2018 Yılı Bütçesi Tbmm Genel Kurulunda

2018 Yılı Bütçesi Tbmm Genel Kurulunda
Kalkınma Bakanı Elvan:- "Son dönemde döviz kurlarında gözlenen yukarı yönlü hareketin temel kaynağı ülkemiz ekonomisine yönelik spekülatif ataklardır. Kurda son dönemdeki dalgalanma mutlaka dengeye oturacaktır"- "Yıl sonunda OVP hedefimizin üzerine çıkmay

TBMM (AA) - Kalkınma Bakanı Lütfi Elvan, son dönemde döviz kurlarında gözlenen yukarı yönlü hareketin temel kaynağının, Türkiye ekonomisine yönelik spekülatif ataklar olduğunu belirterek, "Bu sebeple kur üzerinde etkili olan bir dışsal baskı söz konusudur. Dolayısıyla kurda son dönemdeki dalgalanma mutlaka dengeye oturacaktır." dedi.

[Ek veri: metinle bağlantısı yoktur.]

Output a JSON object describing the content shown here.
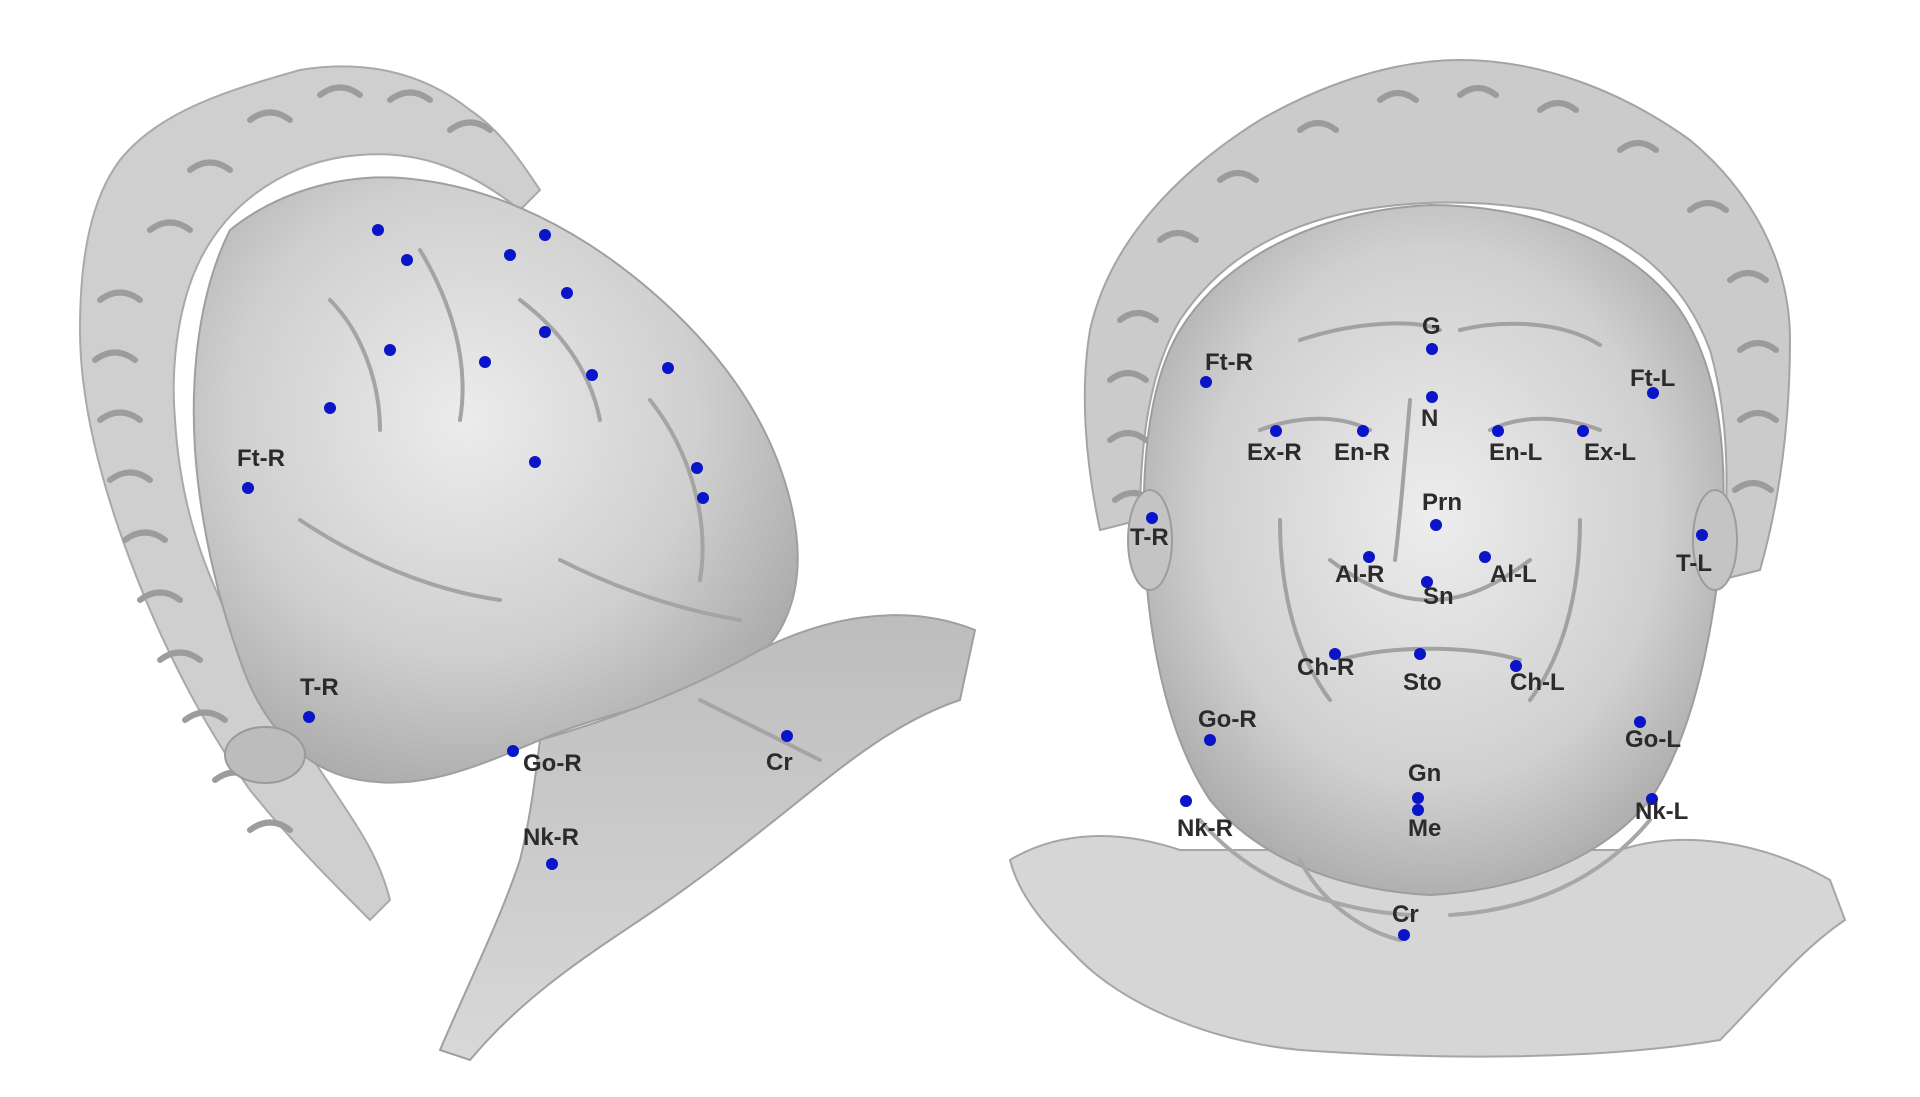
{
  "colors": {
    "background": "#ffffff",
    "mesh_light": "#e6e6e6",
    "mesh_mid": "#c8c8c8",
    "mesh_dark": "#9a9a9a",
    "landmark": "#0a14c8",
    "label": "#2b2b2b"
  },
  "left_view": {
    "labels": [
      {
        "id": "ft-r",
        "text": "Ft-R"
      },
      {
        "id": "t-r",
        "text": "T-R"
      },
      {
        "id": "go-r",
        "text": "Go-R"
      },
      {
        "id": "cr",
        "text": "Cr"
      },
      {
        "id": "nk-r",
        "text": "Nk-R"
      }
    ]
  },
  "right_view": {
    "labels": [
      {
        "id": "g",
        "text": "G"
      },
      {
        "id": "ft-r",
        "text": "Ft-R"
      },
      {
        "id": "ft-l",
        "text": "Ft-L"
      },
      {
        "id": "n",
        "text": "N"
      },
      {
        "id": "ex-r",
        "text": "Ex-R"
      },
      {
        "id": "en-r",
        "text": "En-R"
      },
      {
        "id": "en-l",
        "text": "En-L"
      },
      {
        "id": "ex-l",
        "text": "Ex-L"
      },
      {
        "id": "prn",
        "text": "Prn"
      },
      {
        "id": "t-r",
        "text": "T-R"
      },
      {
        "id": "t-l",
        "text": "T-L"
      },
      {
        "id": "al-r",
        "text": "Al-R"
      },
      {
        "id": "al-l",
        "text": "Al-L"
      },
      {
        "id": "sn",
        "text": "Sn"
      },
      {
        "id": "ch-r",
        "text": "Ch-R"
      },
      {
        "id": "sto",
        "text": "Sto"
      },
      {
        "id": "ch-l",
        "text": "Ch-L"
      },
      {
        "id": "go-r",
        "text": "Go-R"
      },
      {
        "id": "go-l",
        "text": "Go-L"
      },
      {
        "id": "gn",
        "text": "Gn"
      },
      {
        "id": "nk-r",
        "text": "Nk-R"
      },
      {
        "id": "me",
        "text": "Me"
      },
      {
        "id": "nk-l",
        "text": "Nk-L"
      },
      {
        "id": "cr",
        "text": "Cr"
      }
    ]
  }
}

Elvan, TBMM Genel Kurulunda bakanlığının 2018 yılı bütçe görüşmelerinde, küresel ekonominin artık yeni bir evreye girdiğini, bu evrenin hem riskleri hem de fırsatları beraberinde getirdiğini söyledi.

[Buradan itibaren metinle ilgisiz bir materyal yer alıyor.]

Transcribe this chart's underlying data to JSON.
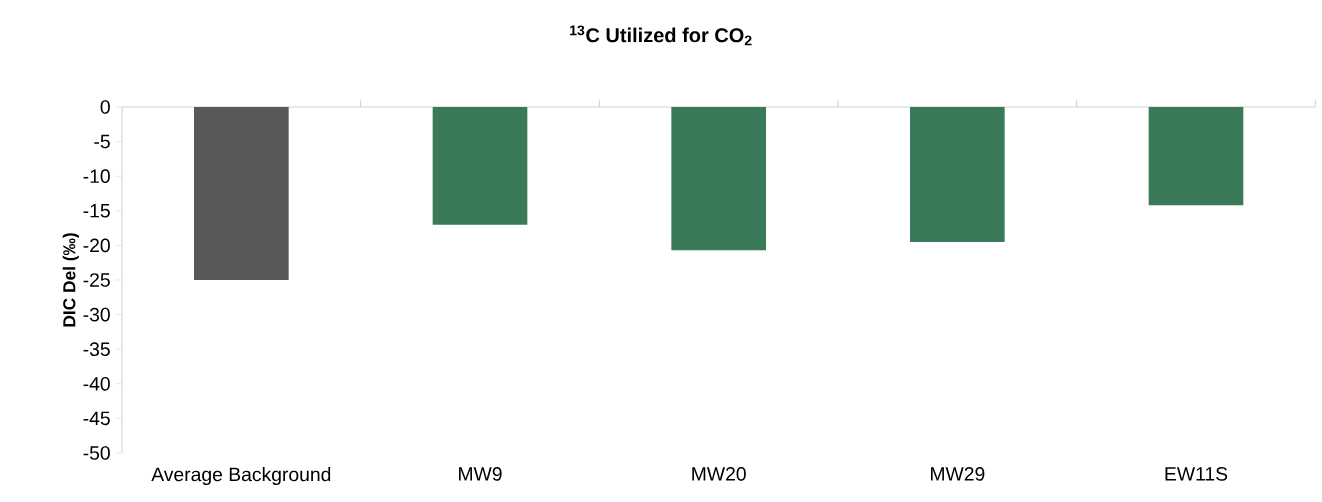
{
  "chart_data": {
    "type": "bar",
    "title": "$^{13}$C Utilized for CO$_{2}$",
    "ylabel": "DIC Del (‰)",
    "categories": [
      "Average Background",
      "MW9",
      "MW20",
      "MW29",
      "EW11S"
    ],
    "values": [
      -25,
      -17,
      -20.7,
      -19.5,
      -14.2
    ],
    "colors": [
      "#595959",
      "#3a7a58",
      "#3a7a58",
      "#3a7a58",
      "#3a7a58"
    ],
    "ylim": [
      -50,
      0
    ],
    "yticks": [
      -50,
      -45,
      -40,
      -35,
      -30,
      -25,
      -20,
      -15,
      -10,
      -5,
      0
    ],
    "grid": false
  }
}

Özellikle gelişmiş ülkelerin, kriz sonrası para ve maliye politikalarında alışılmışın dışında tedbirleri devreye soktuğunu anımsatan Elvan, tüm bu tedbirlere rağmen dünya ekonomisinin 2017'ye kadar belirli bir toparlanma gösteremediğini belirtti.

Elvan, 2017'den itibaren görünümün ve bekleyişlerin değiştiğine şahit olduklarını, gelişmekte olan ülkelerin yanında gelişmiş ülkelerde de hissedilebilir şekilde bir toparlanma gerçekleşmeye başladığını kaydetti.

Ekonomik iyileşmenin süreklilik kazanma eğilimine girmesinin, uygulanan mevcut politikaların da gözden geçirilmesine yol açtığını dile getiren Bakan Elvan, başta FED olmak üzere bugüne kadar genişlemeci para politikaları izleyen merkez bankalarının da mevcut politikalarını gözden geçirdiğini kaydetti.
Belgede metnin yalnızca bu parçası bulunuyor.